Has Australia's investment in the Green Climate Fund been successful?
Free Public Lecture
Australian-German Climate and Energy College
187 Grattan St
The Green Climate Fund is a critical part of the international community’s efforts to tackle climate change as the largest international climate fund helping developing counties respond to climate change. Established in 2010, it has US$10.3bn and approved 53 climate change projects in 73 countries worth US$2.64 billion in GCF resources. Priorities for this year include speeding up implementation and enhancing accessibility. Australia has committed $200m to the GCF which represents its single largest international climate change investment and played an important role in the development of the GCF.
The GCF will have its 19th Board meeting from 27 February – 1 March 2018. An important priority at this meeting is the adoption of its environmental and social safeguards that aim to ensure that the GCF does not support activities that harm the environment or vulnerable people, such as women or indigenous people and perhaps more importantly that no one is left behind. The safeguards provide an important international precedent as they aim to be world’s best practice and will be the most recent international safeguard adopted. The safeguards also highlight some of the challenges that face the Fund.
Sam Johnston has been engaged by the Secretariat of the GCF to assist with the development of these safeguards and will participate in the Board meeting.
His talk will discuss the development of the GCF, highlight some of its key challenges, analyse the GCF safeguards, next steps and the prospects of them achieving their aims.
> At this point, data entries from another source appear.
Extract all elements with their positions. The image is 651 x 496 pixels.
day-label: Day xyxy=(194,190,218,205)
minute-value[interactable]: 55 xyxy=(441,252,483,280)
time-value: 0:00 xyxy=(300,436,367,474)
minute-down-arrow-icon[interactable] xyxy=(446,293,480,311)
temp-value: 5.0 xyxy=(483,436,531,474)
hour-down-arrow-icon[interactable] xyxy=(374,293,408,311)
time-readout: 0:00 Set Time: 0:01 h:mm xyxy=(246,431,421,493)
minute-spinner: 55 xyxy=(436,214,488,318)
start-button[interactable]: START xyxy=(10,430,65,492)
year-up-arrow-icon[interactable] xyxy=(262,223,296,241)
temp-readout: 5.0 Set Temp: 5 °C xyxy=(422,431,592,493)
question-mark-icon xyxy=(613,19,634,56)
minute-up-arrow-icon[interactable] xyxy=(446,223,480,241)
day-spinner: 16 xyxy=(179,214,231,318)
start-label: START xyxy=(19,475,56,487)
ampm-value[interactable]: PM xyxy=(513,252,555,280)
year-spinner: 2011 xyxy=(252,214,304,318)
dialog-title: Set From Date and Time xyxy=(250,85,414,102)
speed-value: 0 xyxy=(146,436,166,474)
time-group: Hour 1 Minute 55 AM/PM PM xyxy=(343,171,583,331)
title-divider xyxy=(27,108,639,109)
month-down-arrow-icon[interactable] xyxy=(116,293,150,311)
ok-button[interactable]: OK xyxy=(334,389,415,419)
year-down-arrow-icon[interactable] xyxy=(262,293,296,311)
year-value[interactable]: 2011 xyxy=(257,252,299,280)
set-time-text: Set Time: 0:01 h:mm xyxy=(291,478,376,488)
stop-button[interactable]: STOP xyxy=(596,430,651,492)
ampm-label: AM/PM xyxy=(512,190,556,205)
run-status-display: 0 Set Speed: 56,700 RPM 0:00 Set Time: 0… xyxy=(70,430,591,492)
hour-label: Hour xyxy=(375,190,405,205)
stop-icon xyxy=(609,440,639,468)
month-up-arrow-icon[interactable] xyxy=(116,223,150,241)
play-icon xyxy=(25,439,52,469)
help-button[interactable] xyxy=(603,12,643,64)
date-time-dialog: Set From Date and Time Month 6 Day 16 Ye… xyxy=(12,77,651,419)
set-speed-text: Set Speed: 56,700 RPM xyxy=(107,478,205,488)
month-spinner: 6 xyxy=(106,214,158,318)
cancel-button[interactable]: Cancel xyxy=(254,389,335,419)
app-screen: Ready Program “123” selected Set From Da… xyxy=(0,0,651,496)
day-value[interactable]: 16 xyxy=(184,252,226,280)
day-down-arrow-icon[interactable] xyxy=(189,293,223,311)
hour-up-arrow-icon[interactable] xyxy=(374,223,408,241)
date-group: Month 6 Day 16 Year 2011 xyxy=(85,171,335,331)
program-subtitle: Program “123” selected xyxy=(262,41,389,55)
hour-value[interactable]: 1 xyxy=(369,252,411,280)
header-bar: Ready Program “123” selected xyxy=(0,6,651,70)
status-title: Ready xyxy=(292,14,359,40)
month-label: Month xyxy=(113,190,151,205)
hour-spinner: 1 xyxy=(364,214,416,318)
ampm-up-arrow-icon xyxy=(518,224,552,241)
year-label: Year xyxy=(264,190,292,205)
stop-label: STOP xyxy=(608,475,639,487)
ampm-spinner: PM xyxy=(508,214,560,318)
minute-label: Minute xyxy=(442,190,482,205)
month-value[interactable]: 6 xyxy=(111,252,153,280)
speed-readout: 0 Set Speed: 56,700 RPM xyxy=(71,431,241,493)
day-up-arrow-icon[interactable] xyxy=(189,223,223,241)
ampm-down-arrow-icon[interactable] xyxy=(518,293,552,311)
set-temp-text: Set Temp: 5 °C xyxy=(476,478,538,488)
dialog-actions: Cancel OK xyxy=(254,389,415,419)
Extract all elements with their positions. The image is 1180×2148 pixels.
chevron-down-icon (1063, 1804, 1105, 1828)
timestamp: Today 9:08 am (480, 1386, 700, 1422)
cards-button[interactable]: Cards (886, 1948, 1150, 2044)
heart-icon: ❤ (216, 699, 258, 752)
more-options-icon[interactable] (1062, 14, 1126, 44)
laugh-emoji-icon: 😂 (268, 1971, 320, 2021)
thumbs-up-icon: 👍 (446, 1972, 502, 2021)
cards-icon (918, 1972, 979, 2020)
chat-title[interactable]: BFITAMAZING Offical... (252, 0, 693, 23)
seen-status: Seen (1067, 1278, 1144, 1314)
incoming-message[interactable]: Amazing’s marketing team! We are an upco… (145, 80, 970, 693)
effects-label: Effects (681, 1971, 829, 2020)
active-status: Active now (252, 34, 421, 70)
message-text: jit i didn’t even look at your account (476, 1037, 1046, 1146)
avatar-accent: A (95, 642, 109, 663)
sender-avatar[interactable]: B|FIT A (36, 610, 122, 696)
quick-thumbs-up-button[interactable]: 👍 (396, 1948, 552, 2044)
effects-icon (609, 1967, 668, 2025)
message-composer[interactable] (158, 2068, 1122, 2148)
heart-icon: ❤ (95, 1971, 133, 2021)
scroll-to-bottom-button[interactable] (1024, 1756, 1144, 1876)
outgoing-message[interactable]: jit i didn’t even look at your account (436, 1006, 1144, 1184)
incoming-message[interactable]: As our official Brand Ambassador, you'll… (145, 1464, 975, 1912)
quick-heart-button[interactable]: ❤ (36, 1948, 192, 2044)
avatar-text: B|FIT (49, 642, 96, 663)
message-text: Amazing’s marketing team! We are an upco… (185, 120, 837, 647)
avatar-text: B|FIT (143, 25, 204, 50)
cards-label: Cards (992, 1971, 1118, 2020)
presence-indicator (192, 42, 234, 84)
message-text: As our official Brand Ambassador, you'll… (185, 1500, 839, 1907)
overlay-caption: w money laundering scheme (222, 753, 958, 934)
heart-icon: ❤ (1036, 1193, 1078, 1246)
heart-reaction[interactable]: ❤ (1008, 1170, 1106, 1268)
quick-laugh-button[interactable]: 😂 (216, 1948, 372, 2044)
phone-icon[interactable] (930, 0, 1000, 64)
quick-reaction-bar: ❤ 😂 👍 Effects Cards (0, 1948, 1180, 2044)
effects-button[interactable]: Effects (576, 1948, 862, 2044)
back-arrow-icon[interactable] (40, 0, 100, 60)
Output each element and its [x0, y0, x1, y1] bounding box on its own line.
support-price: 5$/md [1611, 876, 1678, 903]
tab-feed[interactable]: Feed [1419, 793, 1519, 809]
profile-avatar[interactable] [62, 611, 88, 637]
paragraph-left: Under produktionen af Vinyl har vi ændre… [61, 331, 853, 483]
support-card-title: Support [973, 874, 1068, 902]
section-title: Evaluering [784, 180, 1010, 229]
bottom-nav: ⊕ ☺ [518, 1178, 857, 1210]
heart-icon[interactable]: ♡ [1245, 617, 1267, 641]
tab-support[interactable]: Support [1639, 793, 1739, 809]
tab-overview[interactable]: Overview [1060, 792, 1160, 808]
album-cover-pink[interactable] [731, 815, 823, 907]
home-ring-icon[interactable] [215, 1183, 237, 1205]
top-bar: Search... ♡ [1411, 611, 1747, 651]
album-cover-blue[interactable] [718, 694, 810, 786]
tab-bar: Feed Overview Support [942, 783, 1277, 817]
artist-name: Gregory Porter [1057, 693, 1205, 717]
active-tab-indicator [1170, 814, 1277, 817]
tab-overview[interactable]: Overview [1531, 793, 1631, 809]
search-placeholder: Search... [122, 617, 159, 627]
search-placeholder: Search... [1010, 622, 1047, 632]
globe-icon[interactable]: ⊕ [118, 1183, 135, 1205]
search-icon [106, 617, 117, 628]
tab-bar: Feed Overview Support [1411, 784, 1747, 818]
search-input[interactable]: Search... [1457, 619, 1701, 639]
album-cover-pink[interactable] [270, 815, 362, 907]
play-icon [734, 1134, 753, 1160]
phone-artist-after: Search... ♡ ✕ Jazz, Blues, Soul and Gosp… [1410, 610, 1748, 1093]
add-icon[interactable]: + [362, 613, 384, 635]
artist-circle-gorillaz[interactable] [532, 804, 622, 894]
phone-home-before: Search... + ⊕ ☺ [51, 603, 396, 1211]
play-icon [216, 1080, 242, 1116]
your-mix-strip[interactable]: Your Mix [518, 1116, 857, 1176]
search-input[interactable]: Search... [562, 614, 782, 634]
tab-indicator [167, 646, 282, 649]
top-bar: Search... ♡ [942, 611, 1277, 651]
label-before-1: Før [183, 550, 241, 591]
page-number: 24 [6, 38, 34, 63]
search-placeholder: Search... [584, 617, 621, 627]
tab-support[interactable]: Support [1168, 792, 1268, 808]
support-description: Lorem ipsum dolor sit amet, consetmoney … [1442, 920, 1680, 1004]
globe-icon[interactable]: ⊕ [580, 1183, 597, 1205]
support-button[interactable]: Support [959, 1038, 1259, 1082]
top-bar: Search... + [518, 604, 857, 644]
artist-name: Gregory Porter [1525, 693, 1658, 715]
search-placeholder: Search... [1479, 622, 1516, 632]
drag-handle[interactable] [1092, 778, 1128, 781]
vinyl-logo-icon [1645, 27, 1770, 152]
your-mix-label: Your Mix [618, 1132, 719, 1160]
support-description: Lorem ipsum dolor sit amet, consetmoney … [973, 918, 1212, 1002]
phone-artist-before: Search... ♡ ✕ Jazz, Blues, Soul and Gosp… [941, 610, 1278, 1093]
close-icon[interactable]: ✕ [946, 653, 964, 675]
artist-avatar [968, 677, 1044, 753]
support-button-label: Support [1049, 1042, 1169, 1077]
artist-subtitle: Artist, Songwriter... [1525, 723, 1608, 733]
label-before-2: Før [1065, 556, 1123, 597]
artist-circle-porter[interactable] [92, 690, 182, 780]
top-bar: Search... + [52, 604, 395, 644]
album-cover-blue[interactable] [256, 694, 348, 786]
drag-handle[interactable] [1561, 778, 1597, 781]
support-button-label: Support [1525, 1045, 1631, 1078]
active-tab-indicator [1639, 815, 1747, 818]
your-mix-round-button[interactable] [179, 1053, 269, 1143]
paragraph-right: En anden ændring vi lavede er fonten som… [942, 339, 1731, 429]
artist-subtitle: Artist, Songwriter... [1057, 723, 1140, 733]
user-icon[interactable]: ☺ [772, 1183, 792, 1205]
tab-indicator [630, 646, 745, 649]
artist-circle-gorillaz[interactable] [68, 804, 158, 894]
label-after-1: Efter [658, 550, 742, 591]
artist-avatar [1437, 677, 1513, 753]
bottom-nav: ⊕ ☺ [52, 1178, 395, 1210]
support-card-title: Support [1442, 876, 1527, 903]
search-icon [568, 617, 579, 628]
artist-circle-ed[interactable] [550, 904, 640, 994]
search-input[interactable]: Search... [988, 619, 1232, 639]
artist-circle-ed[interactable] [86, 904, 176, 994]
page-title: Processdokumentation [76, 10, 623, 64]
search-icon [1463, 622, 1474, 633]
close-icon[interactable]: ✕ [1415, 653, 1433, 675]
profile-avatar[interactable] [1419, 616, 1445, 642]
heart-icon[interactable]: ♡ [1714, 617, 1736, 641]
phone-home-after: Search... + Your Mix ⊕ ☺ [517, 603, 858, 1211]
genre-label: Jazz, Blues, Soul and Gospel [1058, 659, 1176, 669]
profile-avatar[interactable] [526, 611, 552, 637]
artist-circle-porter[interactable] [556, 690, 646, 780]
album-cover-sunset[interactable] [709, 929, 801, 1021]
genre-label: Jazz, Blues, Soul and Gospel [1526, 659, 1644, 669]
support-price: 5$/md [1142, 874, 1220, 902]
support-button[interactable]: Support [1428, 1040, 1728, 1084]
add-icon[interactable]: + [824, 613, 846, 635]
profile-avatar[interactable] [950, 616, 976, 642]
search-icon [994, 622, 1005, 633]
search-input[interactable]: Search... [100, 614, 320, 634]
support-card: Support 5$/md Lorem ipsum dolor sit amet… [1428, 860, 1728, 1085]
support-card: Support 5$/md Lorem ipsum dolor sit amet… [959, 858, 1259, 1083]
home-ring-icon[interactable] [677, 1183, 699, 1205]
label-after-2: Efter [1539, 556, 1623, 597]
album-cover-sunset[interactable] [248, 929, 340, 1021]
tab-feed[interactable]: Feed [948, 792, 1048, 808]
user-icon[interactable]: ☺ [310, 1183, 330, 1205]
Mr Sam Johnston, Senior Fellow, Faculty of Law
Mr Sam Johnston
Senior Fellow, Faculty of Law
University of Melbourne
Sam Johnston is Senior Fellow, Faculty of Law, University of Melbourne. He is also a consultant to the Green Climate Fund, Member of the Environmental and Social Safeguards (ESS) Experts Roster for the Green Climate Fund and Member of the Advisory Board of the Centre for Resources, Energy and Environmental Law, University of Melbourne. He has worked with various UN agencies for over 25 years and is a qualified solicitor in Victoria.